The move, which otherwise shouldn't affect the firm's operations or its employees, means Toledo will have just two Fortune 500 firms - Dana Corp. and Owens Corning.
Thirty years ago, Toledo was home to seven Fortune 500 firms.
It will put the vacancy rate in one of downtown's most notable landmarks at nearly 50 percent. O-I occupies about 200,000 square feet of One SeaGate, the tallest building in the city's skyline.
The departure, however, could cause other tenants to leave, either because of lost business or to be near the glass giant.

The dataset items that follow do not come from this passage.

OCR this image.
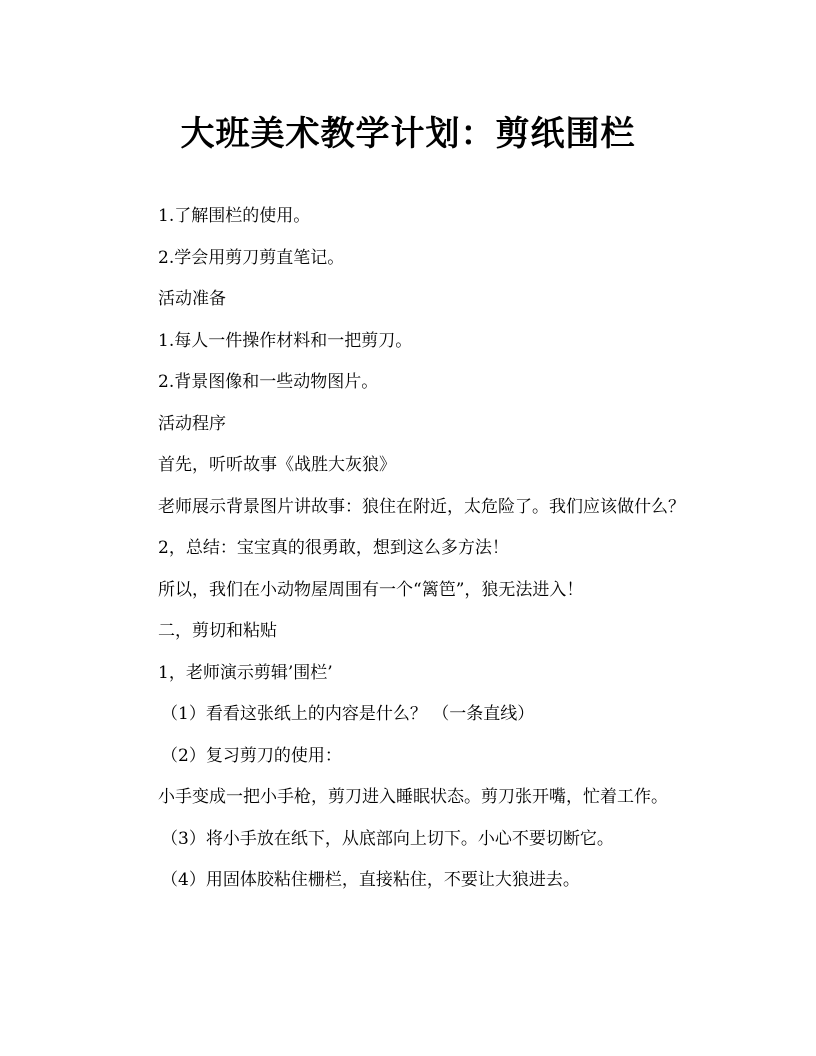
大班美术教学计划：剪纸围栏

1.了解围栏的使用。

2.学会用剪刀剪直笔记。

活动准备

1.每人一件操作材料和一把剪刀。

2.背景图像和一些动物图片。

活动程序

首先，听听故事《战胜大灰狼》

老师展示背景图片讲故事：狼住在附近，太危险了。我们应该做什么？

2，总结：宝宝真的很勇敢，想到这么多方法！

所以，我们在小动物屋周围有一个“篱笆”，狼无法进入！

二，剪切和粘贴

1，老师演示剪辑’围栏’

（1）看看这张纸上的内容是什么？ （一条直线）

（2）复习剪刀的使用：

小手变成一把小手枪，剪刀进入睡眠状态。剪刀张开嘴，忙着工作。

（3）将小手放在纸下，从底部向上切下。小心不要切断它。

（4）用固体胶粘住栅栏，直接粘住，不要让大狼进去。
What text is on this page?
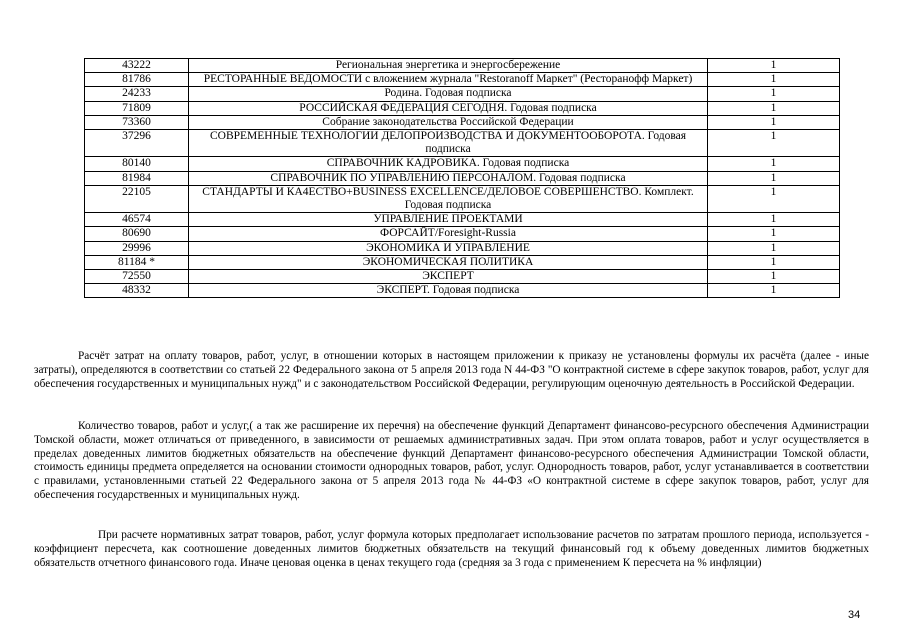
43222	Региональная энергетика и энергосбережение	1
81786	РЕСТОРАННЫЕ ВЕДОМОСТИ с вложением журнала "Restoranoff Маркет" (Ресторанофф Маркет)	1
24233	Родина. Годовая подписка	1
71809	РОССИЙСКАЯ ФЕДЕРАЦИЯ СЕГОДНЯ. Годовая подписка	1
73360	Собрание законодательства Российской Федерации	1
37296	СОВРЕМЕННЫЕ ТЕХНОЛОГИИ ДЕЛОПРОИЗВОДСТВА И ДОКУМЕНТООБОРОТА. Годовая подписка	1
80140	СПРАВОЧНИК КАДРОВИКА. Годовая подписка	1
81984	СПРАВОЧНИК ПО УПРАВЛЕНИЮ ПЕРСОНАЛОМ. Годовая подписка	1
22105	СТАНДАРТЫ И КА4ЕСТВО+BUSINESS EXCELLENCE/ДЕЛОВОЕ СОВЕРШЕНСТВО. Комплект. Годовая подписка	1
46574	УПРАВЛЕНИЕ ПРОЕКТАМИ	1
80690	ФОРСАЙТ/Foresight-Russia	1
29996	ЭКОНОМИКА И УПРАВЛЕНИЕ	1
81184 *	ЭКОНОМИЧЕСКАЯ ПОЛИТИКА	1
72550	ЭКСПЕРТ	1
48332	ЭКСПЕРТ. Годовая подписка	1

Расчёт затрат на оплату товаров, работ, услуг, в отношении которых в настоящем приложении к приказу не установлены формулы их расчёта (далее - иные затраты), определяются в соответствии со статьей 22 Федерального закона от 5 апреля 2013 года N 44-ФЗ "О контрактной системе в сфере закупок товаров, работ, услуг для обеспечения государственных и муниципальных нужд" и с законодательством Российской Федерации, регулирующим оценочную деятельность в Российской Федерации.

Количество товаров, работ и услуг,( а так же расширение их перечня) на обеспечение функций Департамент финансово-ресурсного обеспечения Администрации Томской области, может отличаться от приведенного, в зависимости от решаемых административных задач. При этом оплата товаров, работ и услуг осуществляется в пределах доведенных лимитов бюджетных обязательств на обеспечение функций Департамент финансово-ресурсного обеспечения Администрации Томской области, стоимость единицы предмета определяется на основании стоимости однородных товаров, работ, услуг. Однородность товаров, работ, услуг устанавливается в соответствии с правилами, установленными статьей 22 Федерального закона от 5 апреля 2013 года № 44-ФЗ «О контрактной системе в сфере закупок товаров, работ, услуг для обеспечения государственных и муниципальных нужд.

При расчете нормативных затрат товаров, работ, услуг формула которых предполагает использование расчетов по затратам прошлого периода, используется - коэффициент пересчета, как соотношение доведенных лимитов бюджетных обязательств на текущий финансовый год к объему доведенных лимитов бюджетных обязательств отчетного финансового года. Иначе ценовая оценка в ценах текущего года (средняя за 3 года с применением К пересчета на % инфляции)

34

The new facility, Mr. McCracken said, hasn't been designed, but it will be a low-rise building. An architect will be hired soon.
The company will construct a 75,000 to 100,000-square-foot building and will renovate the three existing buildings in Perrysburg which have 400,000 square feet.

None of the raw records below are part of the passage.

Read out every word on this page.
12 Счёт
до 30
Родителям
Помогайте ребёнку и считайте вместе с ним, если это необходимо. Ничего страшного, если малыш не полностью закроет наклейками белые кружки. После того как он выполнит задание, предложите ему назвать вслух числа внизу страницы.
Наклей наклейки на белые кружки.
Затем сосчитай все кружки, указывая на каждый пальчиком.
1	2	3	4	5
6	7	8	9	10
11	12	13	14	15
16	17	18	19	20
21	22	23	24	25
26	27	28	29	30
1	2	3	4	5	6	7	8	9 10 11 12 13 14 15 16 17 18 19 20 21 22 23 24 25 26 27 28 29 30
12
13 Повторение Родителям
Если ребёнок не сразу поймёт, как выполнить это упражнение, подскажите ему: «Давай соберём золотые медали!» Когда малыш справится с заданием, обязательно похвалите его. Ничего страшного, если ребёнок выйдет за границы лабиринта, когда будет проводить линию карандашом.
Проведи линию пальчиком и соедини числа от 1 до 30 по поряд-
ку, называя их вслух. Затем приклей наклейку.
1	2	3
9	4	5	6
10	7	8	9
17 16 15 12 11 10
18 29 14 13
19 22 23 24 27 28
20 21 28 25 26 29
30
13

All the CEO would say about the design was: "We're a glass company. You'll see a lot of glass."
Mr. McCracken declined to estimate the cost of the new facility or the total cost of the move.
The new campus-style environment will help O-I's headquarters employees work better in teams, he said.
He told The Blade in an interview that he visited Owens Corning's riverfront campus a couple of weeks ago and was impressed.
"You feel the culture when you walk in there," he said. "You see all these ad hoc groups that are meeting here and there and elsewhere.
"I think they've succeeded in creating that kind of mood and mentality in a campus setting," Mr. McCracken said.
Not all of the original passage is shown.